Importing fastq files is likely the most common importing task for QIIME 2 users, so I’ll discuss why importing is necessary using fastq as an example. (You can learn how to do this in Importing “fastq sequencing data”.) Fastq files store sequence and associated sequence quality information. They use a clever approach for representing quality information that enables the quality information to be represented in the same number of characters as the sequence itself.

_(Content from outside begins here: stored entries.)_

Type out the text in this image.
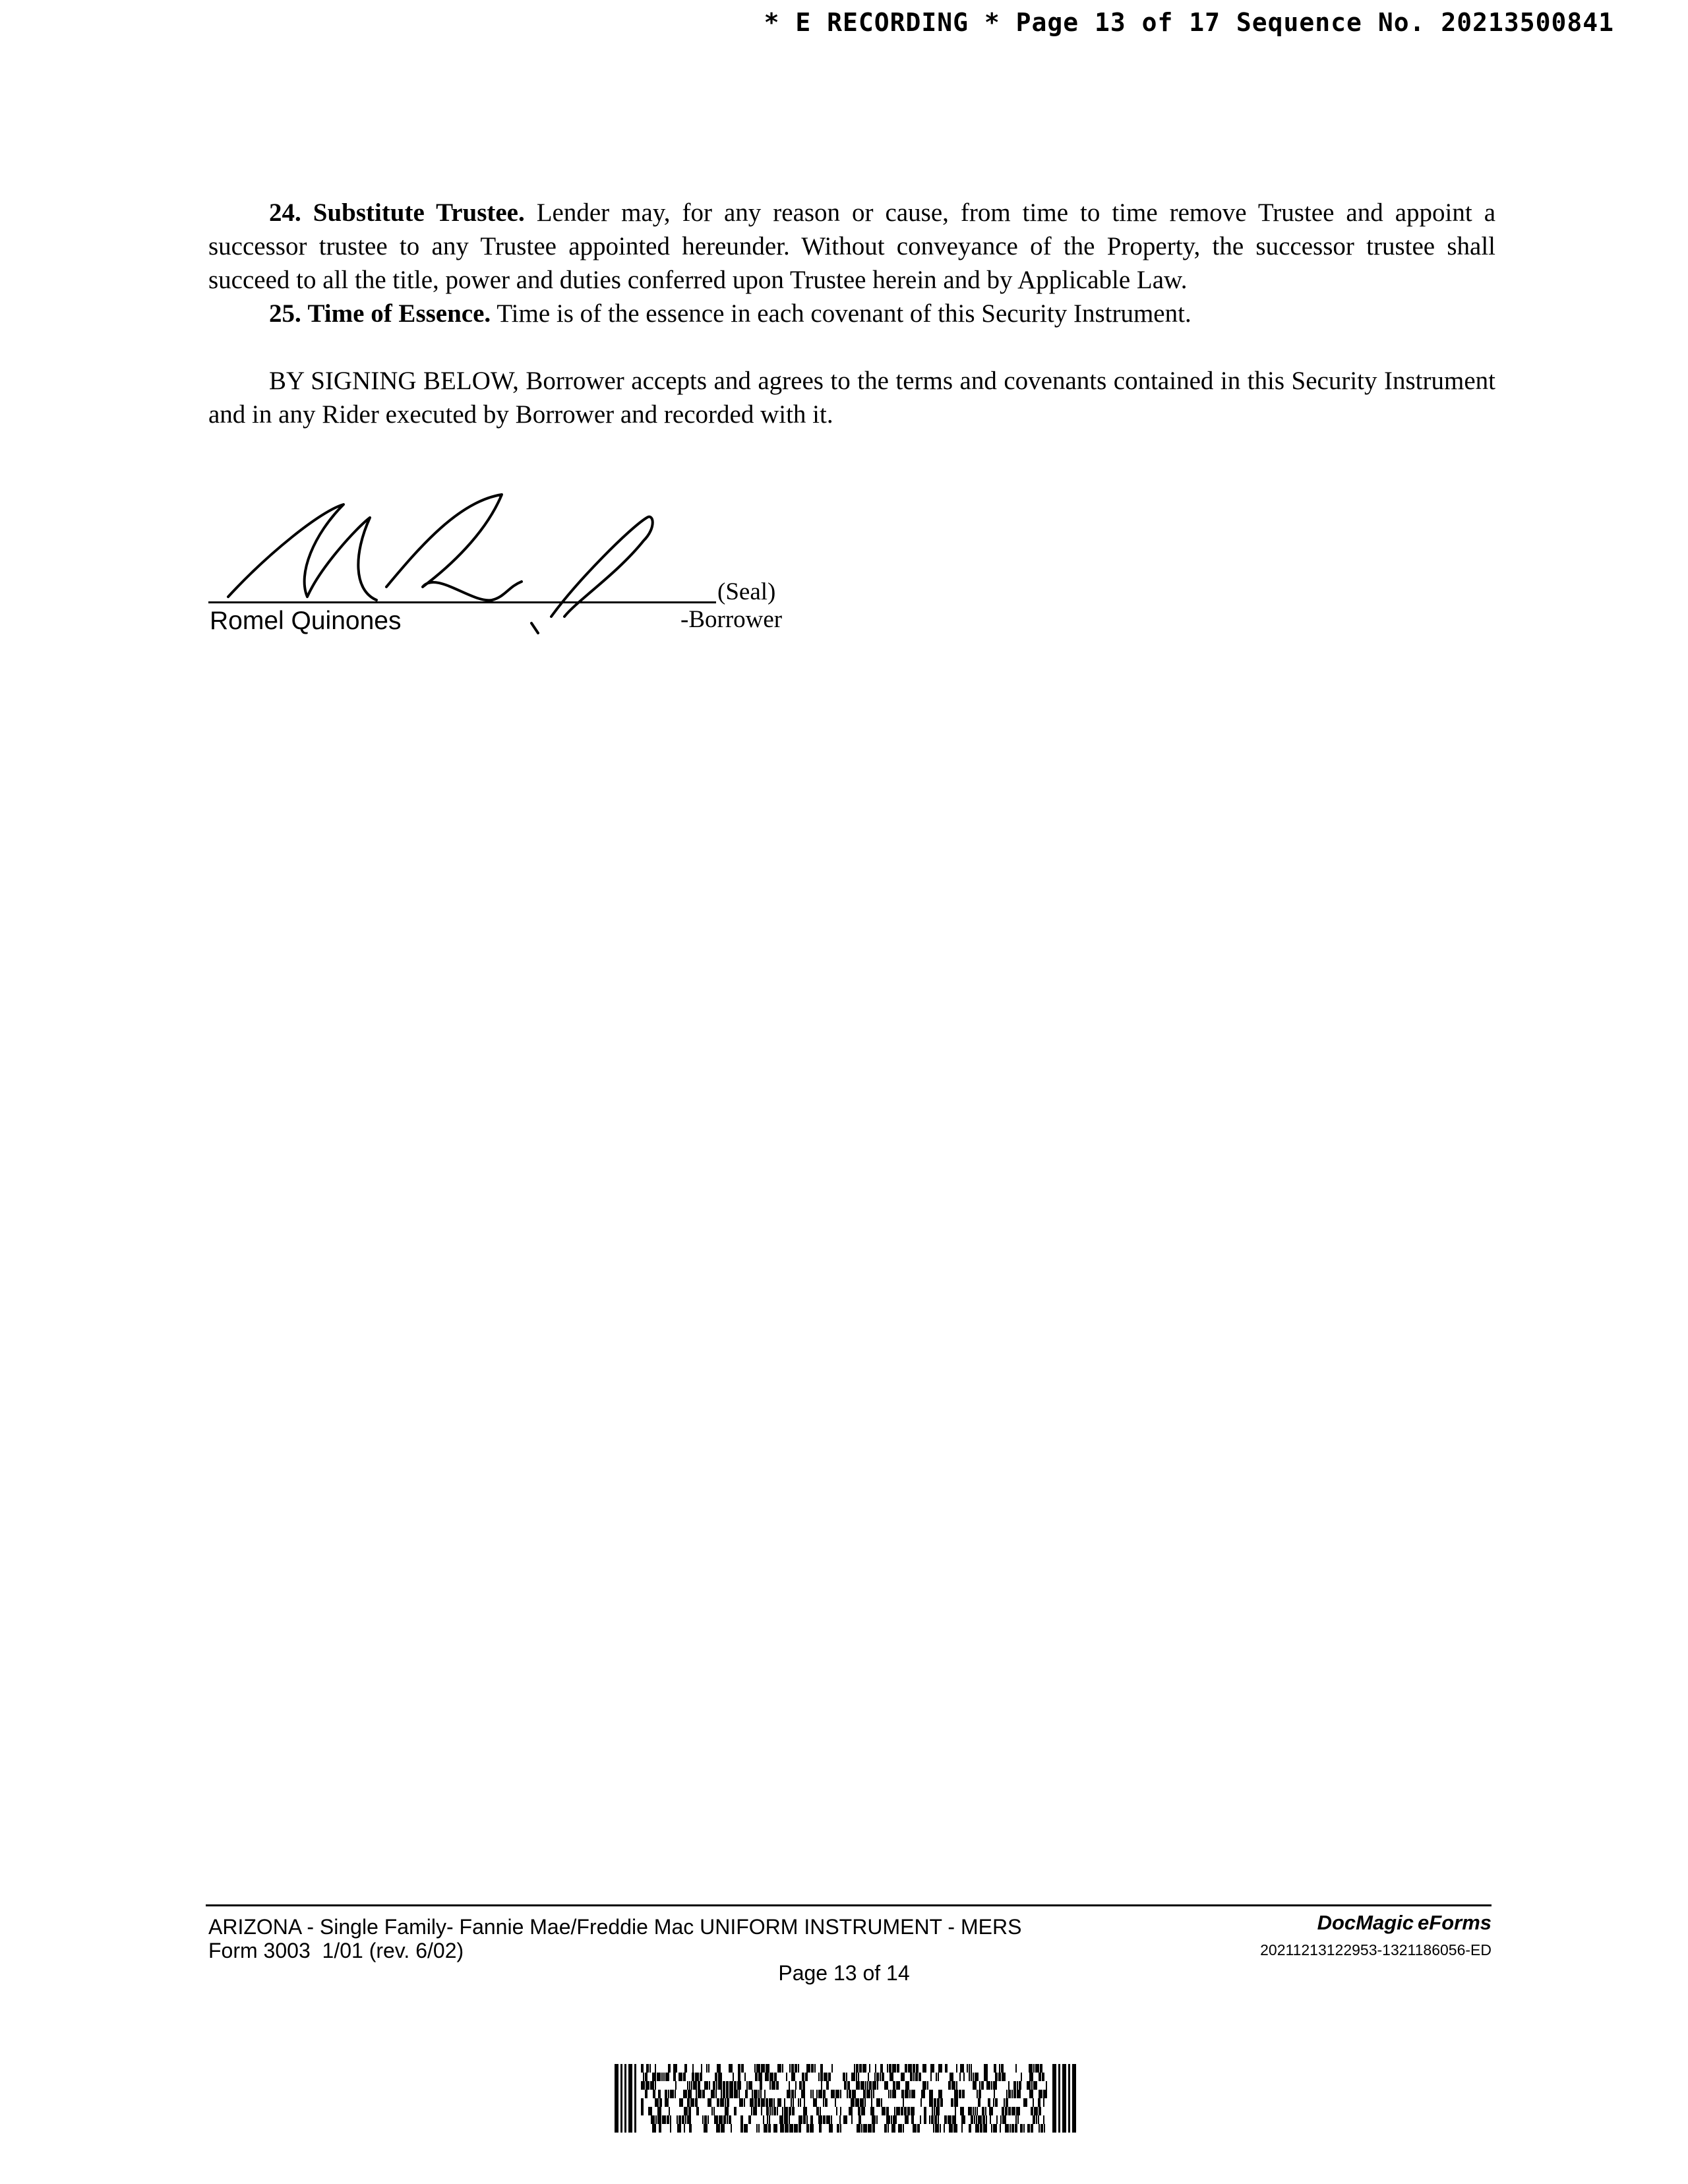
* E RECORDING * Page 13 of 17 Sequence No. 20213500841

24. Substitute Trustee. Lender may, for any reason or cause, from time to time remove Trustee and appoint a successor trustee to any Trustee appointed hereunder. Without conveyance of the Property, the successor trustee shall succeed to all the title, power and duties conferred upon Trustee herein and by Applicable Law.

25. Time of Essence. Time is of the essence in each covenant of this Security Instrument.

BY SIGNING BELOW, Borrower accepts and agrees to the terms and covenants contained in this Security Instrument and in any Rider executed by Borrower and recorded with it.

(Seal)
Romel Quinones	-Borrower
ARIZONA - Single Family- Fannie Mae/Freddie Mac UNIFORM INSTRUMENT - MERS
Form 3003  1/01 (rev. 6/02)
DocMagic eForms
20211213122953-1321186056-ED
Page 13 of 14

For example, here is a single sequence and quality record from a fastq file:
@M00176:65:000000000-A41FR:1:1101:9905:3163 1:N:0:0
AACCAGCACCTCAAGTGGTCAGGATGATTATTGGGCCTAAAGCATCCGTAGCCGGATCTGTAAGTTTTCGGTTAAATCTGTACGCTCAACGTACAGGCTGCCGGGAATACTGCAGATCTAGGGAGTGGGAGAGGTAGACGGTACTCGGTAG
+
AHAABBABFBFFGGGDGBGGGECFGHHHHHHHHGHHGGHHHHHFHHHGFHGGHGGGGGHHHHHFHHHHHGGGGGHHHHHGHHHHFGEEGHGHHHGGHGHGGHGGGGGHHHHHHHHHHHHFHHGGGCFFGHGGGGFFDGGFG<GEHHGGG/CThe line beginning with the @ symbol indicates the beginning of a new sequence record.

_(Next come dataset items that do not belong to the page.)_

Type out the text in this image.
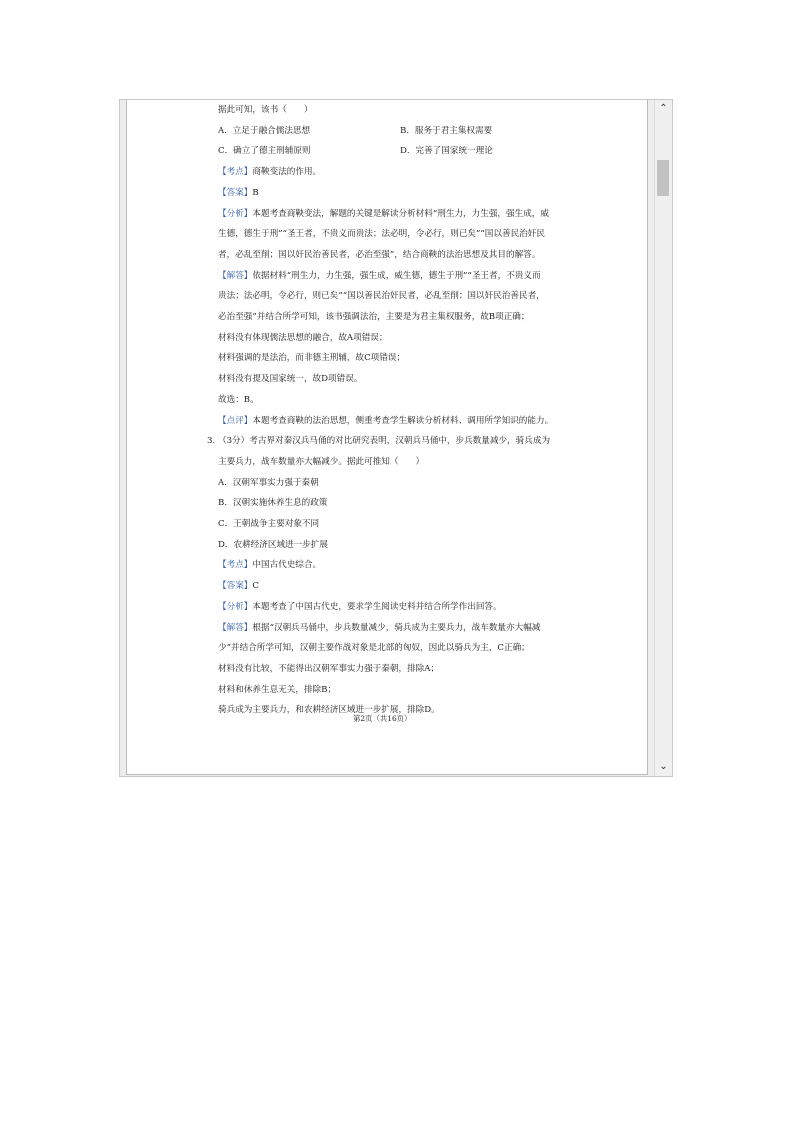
据此可知，该书（　　）
A．立足于融合儒法思想	B．服务于君主集权需要
C．确立了德主刑辅原则	D．完善了国家统一理论
【考点】商鞅变法的作用。
【答案】B
【分析】本题考查商鞅变法，解题的关键是解读分析材料“刑生力，力生强，强生成，威
生德，德生于刑”“圣王者，不贵义而贵法；法必明，令必行，则已矣”“国以善民治奸民
者，必乱至削；国以奸民治善民者，必治至强”，结合商鞅的法治思想及其目的解答。
【解答】依据材料“刑生力，力生强，强生成，威生德，德生于刑”“圣王者，不贵义而
贵法；法必明，令必行，则已矣”“国以善民治奸民者，必乱至削；国以奸民治善民者，
必治至强”并结合所学可知，该书强调法治，主要是为君主集权服务，故B项正确；
材料没有体现儒法思想的融合，故A项错误；
材料强调的是法治，而非德主刑辅，故C项错误；
材料没有提及国家统一，故D项错误。
故选：B。
【点评】本题考查商鞅的法治思想，侧重考查学生解读分析材料、调用所学知识的能力。
3. （3分）考古界对秦汉兵马俑的对比研究表明，汉朝兵马俑中，步兵数量减少，骑兵成为
主要兵力，战车数量亦大幅减少。据此可推知（　　）
A．汉朝军事实力强于秦朝
B．汉朝实施休养生息的政策
C．王朝战争主要对象不同
D．农耕经济区域进一步扩展
【考点】中国古代史综合。
【答案】C
【分析】本题考查了中国古代史，要求学生阅读史料并结合所学作出回答。
【解答】根据“汉朝兵马俑中，步兵数量减少，骑兵成为主要兵力，战车数量亦大幅减
少”并结合所学可知，汉朝主要作战对象是北部的匈奴，因此以骑兵为主，C正确；
材料没有比较，不能得出汉朝军事实力强于秦朝，排除A；
材料和休养生息无关，排除B；
骑兵成为主要兵力，和农耕经济区域进一步扩展，排除D。
第2页（共16页）
⌃
⌄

It is followed by an identifier for this sequence that, in this example, was generated during an Illumina MiSeq sequencing run.
The next line contains the sequence.
The line beginning with the + symbol indicates the end of the sequence, and the last line indicates the quality of each base call in the sequence.
Each of the characters on this line represents an encoded Phred quality score.
For example, in this fastq file A might represent a quality score of 32, and H might represent a quality score of 39.
You can refer to a simple translation table such as this one, to decode the quality scores.
That seems simple enough - so what’s the problem?
Well, it starts with the fact that the encoding of these quality characters isn’t necessarily the same across different fastq files.
In another fastq file, A might represent a quality score of 1, and H might represent a quality score of 8.
You could look again those values up in a translation table, but it would have to be a different translation table this time.
The major problem here is that the fastq file itself doesn’t contain explicit information about what encoding scheme was used.
When trying to interpret the information in the file, without additional context you won’t know if A represents a high quality base call or a low quality base call.
Ouch!
There are some approaches that can be applied to infer how scores are encoded, but they are not completely reliable and it can be computationally expensive to figure out.
The burden is on the person working with the fastq file to know which encoding scheme is used.
One of the design goals of QIIME 2 was that it should keep track of the meaning of data in the files it’s using, such as how quality scores are encoded in fastq files.
This removes that burden from the user, and ensures that someone who encounters the data at a later time (for example, you or your boss in five years) will know how to interpret it.
Continuing with the example of fastq files, because the quality score encoding scheme isn’t stored in fastq files, that means that QIIME 2 needs to keep track of it alongside the data.
That’s where our QIIME 2 artifacts come in.
Remember, these are just .zip files with a different extension (.qza).
They store the fastq data (in the data/ directory), but also metadata that explicitly defines how quality scores are encoded.
When a user imports fastq files into QIIME 2, they must tell the system what encoding scheme is used.
QIIME 2 will keep track of it from there, and until you choose to export fastq files from a QIIME 2 artifact you will unambiguously know what encoding scheme is used in your fastq files.
Importing is the step when you must provide specific information about your data to QIIME 2, and sometimes that information can be challenging to compile.
The good news is we’re here to help on the QIIME 2 Forum and we frequently help users navigate this tricky step.
You can find the most recent questions about importing data on the QIIME 2 Forum under the import tag.
We’re also working on tools that will simplify the most common types of data imports in QIIME 2.